At the end of the day, creativity is a destructive, risky business engaged in tearing down to build afresh. It’s about swiftly (and seamlessly) shifting gears from logic to intuition and adjusting perspectives in line with the shifting realities. It’s about taking note of the fact that human behaviour has not changed; what has is the environment they reside in and the means we access them. For true-blue, red-hot creativity (designed to make a difference) it is crucial to ensure that you make a difference first within yourself. Kids or star-struck, glamour-driven aspirants desiring to enter this universe will be well-advised to follow the priceless words of Indra Sinha. ”It is a world blitzed with conditions and rules. You can play by them, play safe and win fame and fortune, without really stretching yourself. However, if protean creative urges rumble within and scream for release, be prepared to go it alone without any help from the industry. It is these people who follow their own instinct and fight for them who are the ground-breakers. The real creative titans… The figureheads of the future!”

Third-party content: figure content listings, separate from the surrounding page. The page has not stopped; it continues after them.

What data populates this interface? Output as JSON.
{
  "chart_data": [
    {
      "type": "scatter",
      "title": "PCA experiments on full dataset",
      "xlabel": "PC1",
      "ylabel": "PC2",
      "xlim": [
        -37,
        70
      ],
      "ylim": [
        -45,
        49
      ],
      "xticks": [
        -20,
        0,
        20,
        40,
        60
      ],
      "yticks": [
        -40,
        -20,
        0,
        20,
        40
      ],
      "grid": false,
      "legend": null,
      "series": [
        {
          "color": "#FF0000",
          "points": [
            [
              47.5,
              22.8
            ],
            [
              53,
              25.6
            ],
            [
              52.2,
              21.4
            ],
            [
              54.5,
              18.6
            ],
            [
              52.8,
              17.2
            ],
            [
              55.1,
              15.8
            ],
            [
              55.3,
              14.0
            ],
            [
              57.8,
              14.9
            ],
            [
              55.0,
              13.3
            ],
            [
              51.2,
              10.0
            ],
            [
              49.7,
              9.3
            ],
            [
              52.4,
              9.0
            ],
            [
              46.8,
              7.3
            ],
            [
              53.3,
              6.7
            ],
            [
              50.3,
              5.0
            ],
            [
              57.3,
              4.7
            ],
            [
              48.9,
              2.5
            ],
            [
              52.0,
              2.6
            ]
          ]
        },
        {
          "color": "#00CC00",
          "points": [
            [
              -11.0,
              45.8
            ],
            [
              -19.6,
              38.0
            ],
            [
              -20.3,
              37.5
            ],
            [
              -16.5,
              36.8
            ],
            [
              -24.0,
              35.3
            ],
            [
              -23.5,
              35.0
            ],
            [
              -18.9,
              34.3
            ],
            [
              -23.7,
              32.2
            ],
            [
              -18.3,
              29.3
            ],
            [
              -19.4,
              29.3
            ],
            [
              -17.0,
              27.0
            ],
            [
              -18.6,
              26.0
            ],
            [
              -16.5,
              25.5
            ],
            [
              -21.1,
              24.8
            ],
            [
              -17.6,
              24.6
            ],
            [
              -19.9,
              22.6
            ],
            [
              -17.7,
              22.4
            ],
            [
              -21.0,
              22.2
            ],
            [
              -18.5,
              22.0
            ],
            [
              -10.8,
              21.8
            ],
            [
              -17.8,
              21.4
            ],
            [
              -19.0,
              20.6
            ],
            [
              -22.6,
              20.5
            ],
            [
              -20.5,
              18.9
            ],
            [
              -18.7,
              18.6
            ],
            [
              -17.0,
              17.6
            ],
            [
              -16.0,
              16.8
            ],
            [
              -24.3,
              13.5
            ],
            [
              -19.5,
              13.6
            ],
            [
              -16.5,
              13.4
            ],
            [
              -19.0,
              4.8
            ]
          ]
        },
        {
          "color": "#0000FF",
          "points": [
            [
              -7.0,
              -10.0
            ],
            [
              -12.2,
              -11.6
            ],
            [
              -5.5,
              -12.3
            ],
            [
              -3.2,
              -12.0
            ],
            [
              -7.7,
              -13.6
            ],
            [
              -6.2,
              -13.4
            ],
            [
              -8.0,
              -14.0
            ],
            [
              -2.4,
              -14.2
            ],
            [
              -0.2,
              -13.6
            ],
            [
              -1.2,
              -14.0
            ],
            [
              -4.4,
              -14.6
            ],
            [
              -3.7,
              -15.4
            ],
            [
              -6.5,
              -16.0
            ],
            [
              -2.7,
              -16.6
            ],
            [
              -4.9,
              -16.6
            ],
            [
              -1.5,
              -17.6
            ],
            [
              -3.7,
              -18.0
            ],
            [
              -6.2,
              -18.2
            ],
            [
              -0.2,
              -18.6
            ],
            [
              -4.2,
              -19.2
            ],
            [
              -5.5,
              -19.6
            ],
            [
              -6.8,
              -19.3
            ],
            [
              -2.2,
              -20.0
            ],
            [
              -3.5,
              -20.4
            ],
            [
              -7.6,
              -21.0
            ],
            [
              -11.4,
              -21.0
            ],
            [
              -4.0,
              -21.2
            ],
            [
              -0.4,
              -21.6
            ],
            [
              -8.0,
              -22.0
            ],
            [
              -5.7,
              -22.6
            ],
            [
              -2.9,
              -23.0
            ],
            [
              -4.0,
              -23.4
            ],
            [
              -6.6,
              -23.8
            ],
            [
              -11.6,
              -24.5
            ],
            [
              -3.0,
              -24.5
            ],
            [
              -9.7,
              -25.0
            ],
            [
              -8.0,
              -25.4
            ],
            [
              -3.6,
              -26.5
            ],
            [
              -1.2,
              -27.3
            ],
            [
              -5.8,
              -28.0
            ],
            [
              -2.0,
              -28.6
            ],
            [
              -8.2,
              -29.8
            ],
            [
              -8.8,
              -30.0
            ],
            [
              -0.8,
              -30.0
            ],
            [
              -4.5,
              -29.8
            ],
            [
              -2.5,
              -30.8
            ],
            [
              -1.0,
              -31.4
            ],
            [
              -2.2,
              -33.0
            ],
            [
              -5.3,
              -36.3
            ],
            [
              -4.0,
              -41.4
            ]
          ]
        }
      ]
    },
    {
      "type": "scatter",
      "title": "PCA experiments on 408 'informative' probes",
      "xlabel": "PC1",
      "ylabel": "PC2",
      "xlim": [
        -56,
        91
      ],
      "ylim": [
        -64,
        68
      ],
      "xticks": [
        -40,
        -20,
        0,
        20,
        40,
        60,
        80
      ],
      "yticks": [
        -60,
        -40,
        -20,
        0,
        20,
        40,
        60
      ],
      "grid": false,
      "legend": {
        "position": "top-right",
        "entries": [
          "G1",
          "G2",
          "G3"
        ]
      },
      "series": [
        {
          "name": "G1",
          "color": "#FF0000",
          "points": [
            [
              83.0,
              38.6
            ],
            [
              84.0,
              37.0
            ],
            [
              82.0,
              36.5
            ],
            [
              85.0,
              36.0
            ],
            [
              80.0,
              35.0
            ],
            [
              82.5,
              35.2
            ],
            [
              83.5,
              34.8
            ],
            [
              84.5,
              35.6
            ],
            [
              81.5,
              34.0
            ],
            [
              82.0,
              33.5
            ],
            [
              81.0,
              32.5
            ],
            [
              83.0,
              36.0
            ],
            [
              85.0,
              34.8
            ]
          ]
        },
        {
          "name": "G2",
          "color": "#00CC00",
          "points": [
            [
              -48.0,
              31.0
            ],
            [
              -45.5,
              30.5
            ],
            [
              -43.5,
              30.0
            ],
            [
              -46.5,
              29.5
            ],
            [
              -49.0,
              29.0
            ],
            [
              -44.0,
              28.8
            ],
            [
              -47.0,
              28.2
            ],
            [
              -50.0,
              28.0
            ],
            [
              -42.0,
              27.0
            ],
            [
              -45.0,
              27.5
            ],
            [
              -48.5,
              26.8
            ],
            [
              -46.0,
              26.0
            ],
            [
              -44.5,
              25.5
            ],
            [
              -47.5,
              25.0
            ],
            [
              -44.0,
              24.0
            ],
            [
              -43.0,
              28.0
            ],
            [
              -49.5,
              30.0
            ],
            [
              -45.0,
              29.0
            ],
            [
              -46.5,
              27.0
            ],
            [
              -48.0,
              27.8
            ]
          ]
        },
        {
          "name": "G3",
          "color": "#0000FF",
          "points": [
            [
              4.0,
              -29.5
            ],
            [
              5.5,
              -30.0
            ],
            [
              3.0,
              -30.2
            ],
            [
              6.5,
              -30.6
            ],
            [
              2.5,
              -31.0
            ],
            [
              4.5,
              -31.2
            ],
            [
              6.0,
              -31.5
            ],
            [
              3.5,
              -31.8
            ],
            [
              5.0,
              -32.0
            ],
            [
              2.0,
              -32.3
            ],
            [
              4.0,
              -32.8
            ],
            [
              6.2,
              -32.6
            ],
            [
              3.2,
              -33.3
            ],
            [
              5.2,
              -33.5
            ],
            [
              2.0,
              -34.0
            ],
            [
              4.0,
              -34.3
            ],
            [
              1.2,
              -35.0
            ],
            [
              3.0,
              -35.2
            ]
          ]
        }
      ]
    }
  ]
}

The last words however must belong to the latest luminary on the block - the new Executive Chairman of Lowe, Balki, who has his very special take on Creativity. The Director of 2007’s acclaimed film Cheeni Kum – all set to put together another film, PA, starring both, the Big and Small Bachchan- strongly believes that creativity is not necessarily about humour or popular hindi street-speak, but engagement and interest-value based on basic consumer insights. “For me, creativity in advertising is anything that is interesting and engaging… anything that kills boredom. Creativity is the biggest currency that drives effective and memorable advertising. It is not strategic inputs, marketing warfare, business plans or gimmicks, but how interesting you are as a person, brand, commodity of organization. Creativity need not – as some believe – only follow the haha (entertainment) route. It can make you cry, think, be scared, anxious, romantic, nostalgic… anything that connects. The idea is to see creativity as a powerful instrument that engages the reader /audience /consumer to reach a new level of empowerment”.

Lowe and behold - Balks could well be right!